Complaint investigations
CMS was also adamant that complaint investigations should be conducted onsite, especially if the complaint involved a likely condition-level deficiency or immediate jeopardy situation, as outlined in the SOM.
However, lesser complaints could wait until the next survey date. But all complaints should be investigated on site, and again without prior communication with the hospital, according to the memo. Communication is allowed only with the person filing the complaint.
“If a complaint is triaged at non-immediate jeopardy (IJ) medium or non-IJ low, the SA must investigate no later than when the next onsite survey occurs. In reviewing multiple AO applications for deeming authority, CMS has found that many AOs contact facilities prior to onsite investigations, or conduct offsite complaint investigations, both of which are inconsistent with the regulations and SOM. While contact with the complainant to receive additional input to determine if an onsite survey should be expedited is appropriate, contacting the facility is not,” says the memo.
“AOs should closely review their process for complaints, including intake (e.g., receipt of the complaint) and information gathered from the complainant, to determine the level of triage for conducting a survey. If an AO triages a complaint at non-IJ medium or low, the AO should investigate when the next onsite survey is scheduled or earlier, if appropriate.
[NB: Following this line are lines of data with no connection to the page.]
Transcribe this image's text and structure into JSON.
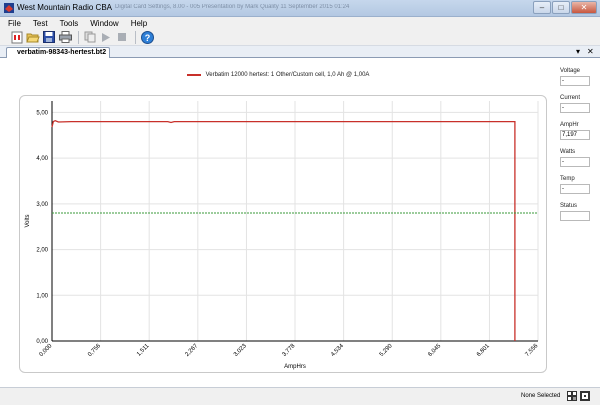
{
  "window": {
    "title": "West Mountain Radio CBA",
    "ghost_title": "Digital Card Settings, 8.00 - 005 Presentation by Mark Quality 11 September 2015 01:24",
    "controls": [
      "–",
      "□",
      "✕"
    ]
  },
  "menu": [
    "File",
    "Test",
    "Tools",
    "Window",
    "Help"
  ],
  "toolbar": {
    "icons": [
      "new-test-icon",
      "open-icon",
      "save-icon",
      "print-icon",
      "copy-icon",
      "run-icon",
      "stop-icon",
      "help-icon"
    ]
  },
  "tab": {
    "label": "verbatim-98343-hertest.bt2",
    "dropdown": "▾",
    "close": "✕"
  },
  "legend": {
    "label": "Verbatim 12000 hertest: 1 Other/Custom cell, 1,0 Ah @ 1,00A",
    "color": "#c8302a"
  },
  "side_panel": [
    {
      "label": "Voltage",
      "value": "-"
    },
    {
      "label": "Current",
      "value": "-"
    },
    {
      "label": "AmpHr",
      "value": "7,197"
    },
    {
      "label": "Watts",
      "value": "-"
    },
    {
      "label": "Temp",
      "value": "-"
    },
    {
      "label": "Status",
      "value": ""
    }
  ],
  "status": {
    "text": "None Selected"
  },
  "chart_data": {
    "type": "line",
    "xlabel": "AmpHrs",
    "ylabel": "Volts",
    "xlim": [
      0,
      7.556
    ],
    "ylim": [
      0,
      5.25
    ],
    "x_tick_labels": [
      "0,000",
      "0,756",
      "1,511",
      "2,267",
      "3,023",
      "3,778",
      "4,534",
      "5,290",
      "6,045",
      "6,801",
      "7,556"
    ],
    "y_tick_labels": [
      "0,00",
      "1,00",
      "2,00",
      "3,00",
      "4,00",
      "5,00"
    ],
    "x_ticks": [
      0,
      0.756,
      1.511,
      2.267,
      3.023,
      3.778,
      4.534,
      5.29,
      6.045,
      6.801,
      7.556
    ],
    "y_ticks": [
      0,
      1,
      2,
      3,
      4,
      5
    ],
    "grid": true,
    "series": [
      {
        "name": "Verbatim 12000 hertest: 1 Other/Custom cell, 1,0 Ah @ 1,00A",
        "color": "#c8302a",
        "x": [
          0,
          0.02,
          0.05,
          0.1,
          0.3,
          1.0,
          1.8,
          1.85,
          1.9,
          3.0,
          5.0,
          6.5,
          7.19,
          7.197,
          7.197
        ],
        "y": [
          4.68,
          4.8,
          4.82,
          4.79,
          4.8,
          4.8,
          4.8,
          4.78,
          4.8,
          4.8,
          4.8,
          4.8,
          4.8,
          4.8,
          0
        ]
      },
      {
        "color": "#3a9a3a",
        "dashed": true,
        "x": [
          0,
          7.556
        ],
        "y": [
          2.8,
          2.8
        ]
      }
    ]
  }
}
Administrative reviews or offsite complaint investigations and contacting facilities in advance of a complaint survey are inconsistent with CMS’s survey processes for SAs and, therefore, not comparable with or equivalent to CMS as required” under CMS Conditions of Participation, says the memo.
In addition, the report back to the complainant must include, among other things, “information regarding whether or not noncompliance was identified during the complaint investigation; identify where the complainant may find the Statement of Deficiencies and Plan of Correction; and, describe how the complainant may request a copy of the investigation report, subject to Federal and State disclosure requirements,” said CMS.
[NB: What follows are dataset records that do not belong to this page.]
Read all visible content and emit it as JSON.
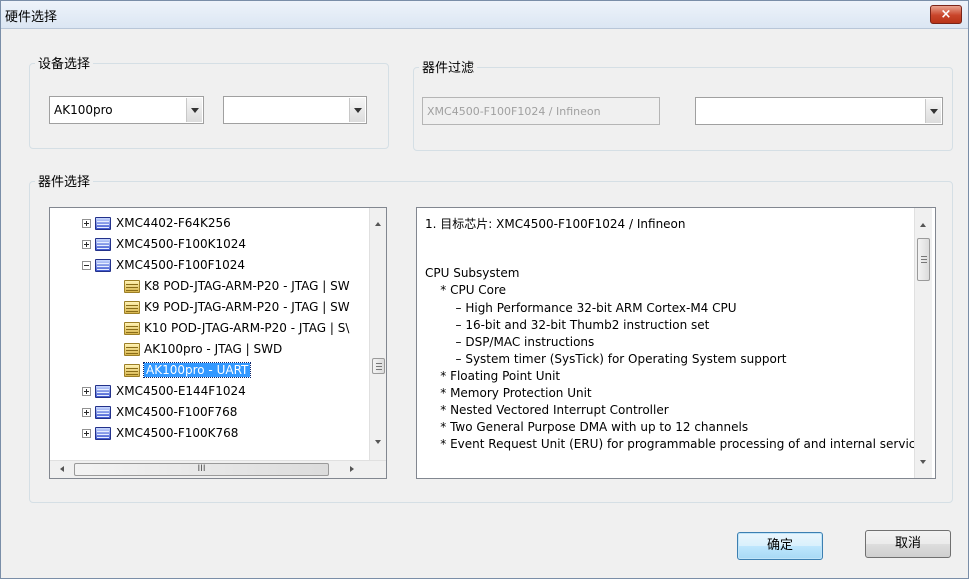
{
  "window": {
    "title": "硬件选择",
    "close_label": "×"
  },
  "device_group": {
    "label": "设备选择",
    "device_combo_value": "AK100pro",
    "secondary_combo_value": ""
  },
  "filter_group": {
    "label": "器件过滤",
    "filter_text": "XMC4500-F100F1024 / Infineon",
    "filter_combo_value": ""
  },
  "selection_group": {
    "label": "器件选择"
  },
  "tree": [
    {
      "label": "XMC4402-F64K256",
      "type": "chip",
      "expander": "plus",
      "level": 0
    },
    {
      "label": "XMC4500-F100K1024",
      "type": "chip",
      "expander": "plus",
      "level": 0
    },
    {
      "label": "XMC4500-F100F1024",
      "type": "chip",
      "expander": "minus",
      "level": 0
    },
    {
      "label": "K8  POD-JTAG-ARM-P20  - JTAG | SW",
      "type": "folder",
      "expander": "none",
      "level": 1
    },
    {
      "label": "K9  POD-JTAG-ARM-P20  - JTAG | SW",
      "type": "folder",
      "expander": "none",
      "level": 1
    },
    {
      "label": "K10  POD-JTAG-ARM-P20  - JTAG | S\\",
      "type": "folder",
      "expander": "none",
      "level": 1
    },
    {
      "label": "AK100pro    - JTAG | SWD",
      "type": "folder",
      "expander": "none",
      "level": 1
    },
    {
      "label": "AK100pro    - UART",
      "type": "folder",
      "expander": "none",
      "level": 1,
      "selected": true
    },
    {
      "label": "XMC4500-E144F1024",
      "type": "chip",
      "expander": "plus",
      "level": 0
    },
    {
      "label": "XMC4500-F100F768",
      "type": "chip",
      "expander": "plus",
      "level": 0
    },
    {
      "label": "XMC4500-F100K768",
      "type": "chip",
      "expander": "plus",
      "level": 0
    }
  ],
  "tree_hscroll_thumb_label": "III",
  "info_lines": [
    "1. 目标芯片: XMC4500-F100F1024 / Infineon",
    "",
    "",
    "CPU Subsystem",
    "    * CPU Core",
    "        – High Performance 32-bit ARM Cortex-M4 CPU",
    "        – 16-bit and 32-bit Thumb2 instruction set",
    "        – DSP/MAC instructions",
    "        – System timer (SysTick) for Operating System support",
    "    * Floating Point Unit",
    "    * Memory Protection Unit",
    "    * Nested Vectored Interrupt Controller",
    "    * Two General Purpose DMA with up to 12 channels",
    "    * Event Request Unit (ERU) for programmable processing of and internal service"
  ],
  "buttons": {
    "ok": "确定",
    "cancel": "取消"
  },
  "colors": {
    "selection": "#3399ff",
    "title_close": "#c9442a"
  }
}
Concerns expressed by hospitals and AOs in the general aftermath of the memo’s release included how much information would be provided to complaining patient, and the length of time between when the patient was in the facility and when it was investigated.
“Routinely, accrediting organizations evaluate complaints about organizations that are directed to their attention. Sometimes these complaints are so well documented and significant that they result in an immediate ‘for-cause’ survey,” says Patton. “At other times they describe a lower-level concern that may or may not be real and the accreditor may call or email seeking details about the care. CMS has indicated that this too must stop. Lower-level issues can be deferred for follow up at the next survey but remote fact gathering is prohibited.
” Hospitals will have to keep information around about potential complaints for a year or more, especially if the new policy creates a backlog of investigations by the AO, notes Cowel.